Isaac could see that. He nodded.
“Now suppose there are more dimensions than three or four. Suppose we inherently four-dimensional beings got realigned with another dimension somehow. We’d lose alignment with one of the ones we’ve got. Maybe what’s happening when we go through these phase-transitions is the dimensional axes are rotated, so that we’re no longer perfectly aligned with our familiar world. We’re still there, but we can’t get at it!”
“Therefore, to get home, we have to rotate our ship back into alignment with the dimensions we want to live in,” Hopper said.
“And soon,” added Isaac.
“But don’t you think it would be interesting to try a few more realignments first?” There actually was a pleading tone to Heinlein’s voice. He honestly wanted to take a few more spins through the circles of Hell.

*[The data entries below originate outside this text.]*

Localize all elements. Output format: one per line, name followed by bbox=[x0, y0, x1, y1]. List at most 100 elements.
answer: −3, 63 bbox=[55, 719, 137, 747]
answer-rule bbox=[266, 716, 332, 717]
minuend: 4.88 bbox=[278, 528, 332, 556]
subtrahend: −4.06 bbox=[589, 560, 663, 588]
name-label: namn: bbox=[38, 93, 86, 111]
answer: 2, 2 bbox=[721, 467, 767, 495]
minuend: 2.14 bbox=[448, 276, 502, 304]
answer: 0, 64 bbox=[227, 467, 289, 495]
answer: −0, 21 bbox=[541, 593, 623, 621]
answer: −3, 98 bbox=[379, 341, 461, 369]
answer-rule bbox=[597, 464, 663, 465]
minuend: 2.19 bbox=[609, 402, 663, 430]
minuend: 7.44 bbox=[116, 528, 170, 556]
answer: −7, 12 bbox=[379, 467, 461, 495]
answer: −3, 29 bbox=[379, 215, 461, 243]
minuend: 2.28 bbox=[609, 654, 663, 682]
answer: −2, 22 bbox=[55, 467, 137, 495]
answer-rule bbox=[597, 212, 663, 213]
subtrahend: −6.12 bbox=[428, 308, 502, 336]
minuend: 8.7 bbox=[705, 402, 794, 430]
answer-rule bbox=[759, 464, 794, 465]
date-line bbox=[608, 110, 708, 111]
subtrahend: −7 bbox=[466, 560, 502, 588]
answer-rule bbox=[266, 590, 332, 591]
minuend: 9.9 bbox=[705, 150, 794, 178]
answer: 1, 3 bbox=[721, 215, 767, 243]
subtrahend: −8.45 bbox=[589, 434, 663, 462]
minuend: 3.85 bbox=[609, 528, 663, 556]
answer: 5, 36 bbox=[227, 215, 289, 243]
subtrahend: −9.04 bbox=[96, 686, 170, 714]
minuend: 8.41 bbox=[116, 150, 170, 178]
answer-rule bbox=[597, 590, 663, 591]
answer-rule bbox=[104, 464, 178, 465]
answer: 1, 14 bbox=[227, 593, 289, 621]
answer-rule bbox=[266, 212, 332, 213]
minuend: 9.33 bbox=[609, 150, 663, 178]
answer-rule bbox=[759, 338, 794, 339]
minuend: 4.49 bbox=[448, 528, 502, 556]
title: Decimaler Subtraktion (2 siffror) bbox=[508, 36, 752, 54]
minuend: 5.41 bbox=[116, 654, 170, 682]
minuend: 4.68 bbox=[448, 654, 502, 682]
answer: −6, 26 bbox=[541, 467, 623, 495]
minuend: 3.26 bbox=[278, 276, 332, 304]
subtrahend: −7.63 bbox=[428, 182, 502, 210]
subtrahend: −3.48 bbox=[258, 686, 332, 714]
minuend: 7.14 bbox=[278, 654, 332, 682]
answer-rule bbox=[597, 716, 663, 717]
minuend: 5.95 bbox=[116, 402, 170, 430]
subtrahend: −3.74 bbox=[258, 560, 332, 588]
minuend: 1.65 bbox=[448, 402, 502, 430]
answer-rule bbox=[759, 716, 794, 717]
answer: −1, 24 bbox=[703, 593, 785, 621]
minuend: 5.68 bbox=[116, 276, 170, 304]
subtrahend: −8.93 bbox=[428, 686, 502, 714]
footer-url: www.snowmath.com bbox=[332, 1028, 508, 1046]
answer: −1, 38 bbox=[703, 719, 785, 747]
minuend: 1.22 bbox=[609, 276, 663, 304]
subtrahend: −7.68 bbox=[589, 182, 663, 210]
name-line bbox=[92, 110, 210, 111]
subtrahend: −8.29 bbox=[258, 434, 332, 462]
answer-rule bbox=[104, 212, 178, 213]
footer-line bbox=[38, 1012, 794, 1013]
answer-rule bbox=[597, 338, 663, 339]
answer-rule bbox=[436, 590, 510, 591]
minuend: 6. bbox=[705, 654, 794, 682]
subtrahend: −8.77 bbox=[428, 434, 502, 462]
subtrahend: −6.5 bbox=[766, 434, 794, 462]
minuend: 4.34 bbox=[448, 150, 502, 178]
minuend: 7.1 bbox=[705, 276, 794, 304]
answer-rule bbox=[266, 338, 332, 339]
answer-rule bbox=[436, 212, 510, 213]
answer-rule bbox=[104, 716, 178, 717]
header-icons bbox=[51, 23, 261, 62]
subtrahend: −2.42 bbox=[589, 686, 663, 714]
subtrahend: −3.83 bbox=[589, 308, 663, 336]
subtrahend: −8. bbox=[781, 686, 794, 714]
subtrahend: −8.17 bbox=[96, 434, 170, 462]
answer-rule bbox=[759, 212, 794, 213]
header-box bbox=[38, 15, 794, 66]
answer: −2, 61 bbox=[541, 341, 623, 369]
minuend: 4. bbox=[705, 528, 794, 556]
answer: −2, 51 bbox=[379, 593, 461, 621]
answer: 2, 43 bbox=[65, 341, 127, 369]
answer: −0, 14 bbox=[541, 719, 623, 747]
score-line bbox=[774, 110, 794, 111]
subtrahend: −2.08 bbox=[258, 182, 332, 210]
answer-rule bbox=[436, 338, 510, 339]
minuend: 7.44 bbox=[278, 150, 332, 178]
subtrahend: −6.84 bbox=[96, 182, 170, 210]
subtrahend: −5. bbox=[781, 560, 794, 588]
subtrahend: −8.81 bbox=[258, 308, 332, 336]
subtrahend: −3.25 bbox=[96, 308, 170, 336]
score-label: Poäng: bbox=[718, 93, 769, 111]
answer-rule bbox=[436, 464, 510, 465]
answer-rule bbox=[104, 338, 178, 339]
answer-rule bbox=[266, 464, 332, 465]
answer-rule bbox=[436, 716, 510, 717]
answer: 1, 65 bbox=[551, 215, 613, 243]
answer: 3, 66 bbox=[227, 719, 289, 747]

Asimov shuddered. “I don’t think — ”
A jarring percussive clatter rattled the deck. The entire ship vibrated at a bone-numbing frequency. The area between the lines that Heinlein and Isaac had marked on the deck sublimated into gray-green fog, and the smell of ozone filled Isaac’s nostrils. Green fire played over the deck, over the guns, over the conning tower. The fire moved beyond mere green: it was the color of chartreuse tinted with the music of flutes and the vinegar taste of radio waves. It was a color that smelled like butyl mercaptan.
Someone had switched on the Tesla coils again.
“Your wish has been granted, Bob,” said Isaac, through paralyzing fear.